И тотчас над толпами взмыло и раскатилось могучее эхо:
- Все-е-е!
- Стой, не напирай, стой... - забормотал урядник, с трудом усидев на отпрянувшем коне. - Нельзя, не велено...
Куда там! Ожили черные шапки.
- Народ тебе не собака... гнать! Сказано - пойдем...И пойдем, отчего же не пойти? Власть не должна скрываться от народа. Пошли все! Пошли!
И пошли пешие, а урядник поскакал перед ними таким бешеным и таким коротким галопом, будто нарядился скакать на месте, смешить людей.
На крыльце канцелярии не то вздохнули, не то ахнули хором. Мгновенный общий порыв - бежать!
- С ума посходили, - зашептал пристав сквозь зубы. - Держитесь, черт вас подери... Не подавайте виду.
- Да, да... - подхватил тучный судья, пыхтя и отдуваясь. - Будто не замечаем... ничего не случилось... Ведите себя, господа, бога ради... как подобает государственным мужам...
Лишь один следователь, поправив на носу очки, храбро сошел с крыльца и встал около своего короба на треножнике.
Выпятив туго перепоясанный живот, ибо толстый живот в степи уважают, опираясь на рукоять сабли, висящей на роскошной портупее, которой не побрезговал бы и столичный полицмейстер, пристав уставился на вал черных шапок взглядом удава. Право, он походил на героя, готового взглядом остановить лавину.
Но напрасно он тратил силу - на лицах казахов не было ни следа страха и смирения, которые он так в них любил. Будто с цепи сорвались! Смотрели на него как на равного... Смотрели насмешливо. Смотрели строго. Ужасно смотрели... И Сивый Загривок почувствовал, как его начинает пробирать дрожь. Хотелось попятиться, пригнуться. Еще минута, секунда - и он не выдержит, заскачет на месте, как Плотников.
Почувствовали это и другие, прежде всего толмачи. Кажется, наступал момент, когда лучше слегка отодвинуться от его благородия. Сейчас при начальстве, у крыльца, были только Жебирбаев и лекарь Жарылгап. Добрый Оспан уже исчез. Его нигде не видно.
- Я начинаю, - сказал следователь и нырнул под треножник; накрыл голову бархатным покрывалом и тихонько двинулся вместе с черным коробом, круглым глазом вперед, прямо на толпу черных шапок.
Гром не грянул, но из-под бархатного покрывала высунулась белая рука, на ощупь схватила тоненький черный хвостик под коробом, раздался щелчок, и глаз спереди единожды мигнул. Это все видели, все слышали.
И побежал, побежал черный короб на человечьих ногах мигать глазом вдоль фронта черных шапок...

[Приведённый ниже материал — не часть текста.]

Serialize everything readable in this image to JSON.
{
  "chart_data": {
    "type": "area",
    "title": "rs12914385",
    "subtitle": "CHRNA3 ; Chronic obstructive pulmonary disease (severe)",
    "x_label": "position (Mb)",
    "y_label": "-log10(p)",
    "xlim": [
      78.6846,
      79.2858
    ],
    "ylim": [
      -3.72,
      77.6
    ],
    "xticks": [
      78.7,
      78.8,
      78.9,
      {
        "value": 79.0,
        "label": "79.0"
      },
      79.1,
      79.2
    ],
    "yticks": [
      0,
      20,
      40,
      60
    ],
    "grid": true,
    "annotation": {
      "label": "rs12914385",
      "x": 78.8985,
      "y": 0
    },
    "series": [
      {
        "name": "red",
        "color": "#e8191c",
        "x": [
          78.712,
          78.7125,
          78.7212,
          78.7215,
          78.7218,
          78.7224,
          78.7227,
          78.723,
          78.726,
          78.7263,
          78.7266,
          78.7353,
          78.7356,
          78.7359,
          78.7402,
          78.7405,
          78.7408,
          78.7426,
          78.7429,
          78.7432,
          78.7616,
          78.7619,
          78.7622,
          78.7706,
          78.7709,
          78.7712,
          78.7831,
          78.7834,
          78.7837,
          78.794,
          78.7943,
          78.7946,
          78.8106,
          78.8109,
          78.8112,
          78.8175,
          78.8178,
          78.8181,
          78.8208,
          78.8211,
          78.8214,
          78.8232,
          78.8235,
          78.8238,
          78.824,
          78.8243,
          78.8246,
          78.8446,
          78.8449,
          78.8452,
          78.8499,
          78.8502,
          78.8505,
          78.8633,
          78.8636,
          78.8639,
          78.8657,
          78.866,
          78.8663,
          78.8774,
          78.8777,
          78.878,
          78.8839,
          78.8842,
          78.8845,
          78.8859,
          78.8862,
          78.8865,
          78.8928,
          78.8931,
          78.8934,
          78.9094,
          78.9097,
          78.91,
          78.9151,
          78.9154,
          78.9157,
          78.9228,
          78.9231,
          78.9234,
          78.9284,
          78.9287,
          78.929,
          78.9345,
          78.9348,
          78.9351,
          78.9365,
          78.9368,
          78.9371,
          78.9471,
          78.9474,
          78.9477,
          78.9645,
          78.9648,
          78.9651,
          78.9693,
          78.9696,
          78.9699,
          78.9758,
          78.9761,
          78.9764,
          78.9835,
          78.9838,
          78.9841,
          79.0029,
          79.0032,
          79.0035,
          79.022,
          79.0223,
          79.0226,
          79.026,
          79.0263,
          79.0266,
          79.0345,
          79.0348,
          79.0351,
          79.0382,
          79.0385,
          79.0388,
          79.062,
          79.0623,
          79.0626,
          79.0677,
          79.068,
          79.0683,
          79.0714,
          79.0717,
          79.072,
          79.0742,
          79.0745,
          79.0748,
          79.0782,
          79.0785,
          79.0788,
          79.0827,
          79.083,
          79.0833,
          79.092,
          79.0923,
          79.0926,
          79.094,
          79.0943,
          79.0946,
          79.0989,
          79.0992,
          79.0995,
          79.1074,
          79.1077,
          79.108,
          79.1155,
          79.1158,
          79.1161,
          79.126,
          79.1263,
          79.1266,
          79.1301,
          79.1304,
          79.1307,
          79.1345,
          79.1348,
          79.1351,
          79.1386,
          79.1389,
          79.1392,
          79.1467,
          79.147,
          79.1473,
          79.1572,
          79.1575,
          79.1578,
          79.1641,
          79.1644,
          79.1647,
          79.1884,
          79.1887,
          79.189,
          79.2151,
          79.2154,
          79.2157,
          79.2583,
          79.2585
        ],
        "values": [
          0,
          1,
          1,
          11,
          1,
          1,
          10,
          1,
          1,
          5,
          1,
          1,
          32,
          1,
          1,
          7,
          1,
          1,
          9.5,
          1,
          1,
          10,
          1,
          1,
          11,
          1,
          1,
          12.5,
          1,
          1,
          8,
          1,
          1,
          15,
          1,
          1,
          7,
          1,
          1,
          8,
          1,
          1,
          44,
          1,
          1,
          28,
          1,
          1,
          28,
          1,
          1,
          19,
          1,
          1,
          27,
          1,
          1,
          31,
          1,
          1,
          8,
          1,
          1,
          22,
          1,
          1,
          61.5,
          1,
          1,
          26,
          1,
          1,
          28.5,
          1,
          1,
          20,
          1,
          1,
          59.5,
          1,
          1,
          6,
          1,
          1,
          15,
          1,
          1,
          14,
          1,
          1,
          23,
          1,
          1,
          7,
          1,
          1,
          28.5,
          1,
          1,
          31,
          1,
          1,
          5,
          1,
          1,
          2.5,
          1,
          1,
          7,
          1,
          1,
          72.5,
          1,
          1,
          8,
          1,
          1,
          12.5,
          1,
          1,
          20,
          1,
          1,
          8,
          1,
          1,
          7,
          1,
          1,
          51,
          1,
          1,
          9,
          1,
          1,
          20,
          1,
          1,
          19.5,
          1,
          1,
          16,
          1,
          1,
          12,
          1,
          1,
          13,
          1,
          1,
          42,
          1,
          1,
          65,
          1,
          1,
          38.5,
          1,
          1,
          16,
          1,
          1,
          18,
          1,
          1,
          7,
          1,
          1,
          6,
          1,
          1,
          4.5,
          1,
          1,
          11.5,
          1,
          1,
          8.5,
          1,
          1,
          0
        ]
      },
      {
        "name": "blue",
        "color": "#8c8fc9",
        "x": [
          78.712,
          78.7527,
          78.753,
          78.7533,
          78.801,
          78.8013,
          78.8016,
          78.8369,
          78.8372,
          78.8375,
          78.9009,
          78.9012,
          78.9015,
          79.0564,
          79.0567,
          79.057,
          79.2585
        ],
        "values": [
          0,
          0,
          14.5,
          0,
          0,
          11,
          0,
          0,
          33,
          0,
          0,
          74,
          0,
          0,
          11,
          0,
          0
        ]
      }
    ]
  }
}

Потом только об этом коробе и говорили. Будто бы в нем волшебное стекло. Глянь - увидишь, что было... И, конечно, что будет!
А сейчас - черные шапки замялись, затоптались, отворачиваясь. Люди незаметно поплевывали себе за ворот, чтобы отогнать злого духа, бесовское наважденье. Сглазит - умрешь в адских муках!
Остановилась толпа. Онемела. Застыла, как рысь, когда ей на голову накинут черный мешок.
И тут же отыскался Оспан, выскользнул из толпы и встал перед крыльцом как ни в чем не бывало.
- Говори, кто такие! - рявкнул пристав, хотя коленки у него тряслись. - Кого вы там выбрали? Их первых пере... пере... - В глотке у него булькнуло, он выдохнул всем брюхом: - ...ю-у!
- Салем всему собранию... - перевел мудрый Оспан. - Где ваши выборные? Слушаю!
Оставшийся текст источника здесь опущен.